Et si on regardait… Un chant d’amour

Posté par vincy, le 25 mars 2020

Pour public averti.

Objet rare et donc précieux. Un chant d'amour est l'unique film de Jean Genet (1910-1986), écrivain, poète et dramaturge . Et cinéaste. En 1950, il réalise un court métrage, qui rassemble toutes ses obsessions et tous ses fantasmes, sa poésie et son érotisme.

Le film est visible à partir du portail Open Culture et via You Tube.

Il s'agit d'un film de voyeur. Une prison. Des hommes enfermés dans leur solitude et leurs désirs. Un gardien qui joue de son statut, un brin sadomasochiste sur les bords. La sexualité est à la fois frontale - osée même -, et florale. Phallique et onirique.

La photo noir et blanc sublime cette atmosphère mystérieuse, virile, sensuelle. Un homme danse bite à l'air. Un autre fouraille un slip avec sa main. On inhale de la fumée par un trou entre deux murs. On fait ouvrir la bouche en grand pour y placer un pistolet. Les métaphores psychanalytiques, de la masturbation à la domination, se mélangent aux images de sexes ardents masculins et de rêves évanescents romantiques. Autant de chimères qui se marient aux pulsions.

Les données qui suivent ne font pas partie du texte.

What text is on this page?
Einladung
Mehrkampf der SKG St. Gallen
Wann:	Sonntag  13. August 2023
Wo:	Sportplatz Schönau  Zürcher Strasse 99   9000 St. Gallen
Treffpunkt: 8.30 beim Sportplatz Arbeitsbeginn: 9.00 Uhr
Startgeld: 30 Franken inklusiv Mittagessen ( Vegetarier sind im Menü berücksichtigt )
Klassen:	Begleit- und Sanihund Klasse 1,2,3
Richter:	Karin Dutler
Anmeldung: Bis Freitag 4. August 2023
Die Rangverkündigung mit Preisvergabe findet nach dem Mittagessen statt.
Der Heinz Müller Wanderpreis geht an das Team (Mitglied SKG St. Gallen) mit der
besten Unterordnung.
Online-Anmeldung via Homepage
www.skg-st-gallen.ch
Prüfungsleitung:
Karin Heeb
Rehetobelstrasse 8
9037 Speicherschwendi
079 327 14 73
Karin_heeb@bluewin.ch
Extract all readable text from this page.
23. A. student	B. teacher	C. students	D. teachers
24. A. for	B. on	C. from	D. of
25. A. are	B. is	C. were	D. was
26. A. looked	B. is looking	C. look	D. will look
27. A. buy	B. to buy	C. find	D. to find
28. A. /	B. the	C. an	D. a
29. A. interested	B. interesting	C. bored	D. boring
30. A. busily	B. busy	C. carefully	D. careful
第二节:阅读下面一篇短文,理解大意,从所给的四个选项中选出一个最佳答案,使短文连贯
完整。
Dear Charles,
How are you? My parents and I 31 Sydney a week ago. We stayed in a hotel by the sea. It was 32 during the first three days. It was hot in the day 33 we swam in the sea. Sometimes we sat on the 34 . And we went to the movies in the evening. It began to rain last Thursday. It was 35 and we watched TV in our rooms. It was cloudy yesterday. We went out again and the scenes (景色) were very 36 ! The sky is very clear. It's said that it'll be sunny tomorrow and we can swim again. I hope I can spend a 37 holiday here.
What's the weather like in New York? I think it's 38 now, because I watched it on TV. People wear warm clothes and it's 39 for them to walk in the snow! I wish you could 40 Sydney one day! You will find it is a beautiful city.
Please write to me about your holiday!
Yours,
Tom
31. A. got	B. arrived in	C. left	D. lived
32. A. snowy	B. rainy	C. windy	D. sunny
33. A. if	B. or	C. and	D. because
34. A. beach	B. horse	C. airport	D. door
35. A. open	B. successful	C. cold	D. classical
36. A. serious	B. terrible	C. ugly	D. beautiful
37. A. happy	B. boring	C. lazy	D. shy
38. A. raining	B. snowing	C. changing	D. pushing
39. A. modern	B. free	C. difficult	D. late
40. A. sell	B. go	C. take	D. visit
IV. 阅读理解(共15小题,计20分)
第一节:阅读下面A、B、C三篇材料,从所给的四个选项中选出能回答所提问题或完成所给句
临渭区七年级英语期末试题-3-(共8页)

Car, aussi tendre que désespéré, Un chant d'amour dévoile surtout la souffrance de ces hommes, dans une poésie visuelle qui ne cache rien de leurs tourments. Genet magnifie le mâle dans ce lyrisme brut, avec un montage très découpé et des visages expressifs, hérités du cinéma muet. Il s'agit d'un film sans paroles. Ponctué par des séquences chorégraphiques contemporaines. Passant de la réalité à l'illusion. L'image est l'écrit.

C'est sans aucun doute pour cela qu'il est réussit. La beauté des corps et le sordide du décor ne font qu'un, renvoyant l'homosexualité dans une forme de clandestinité, de secret assumé, de consentement tacite mais inavouable.

Cette passion entre voyous, tendue comme une érection sous un jean, attirante comme des lèvres entrouvertes, douloureuse comme la sentence que l'on craint, est en effet un chant d'amour aux jeux interdits et à l'homoérotisme. Mais pas seulement: à la liberté. Car derrière l'envie de baiser, il y a aussi l'espoir de le faire à l'air libre, dans la forêt, loin des barreaux qui condamnent les invertis.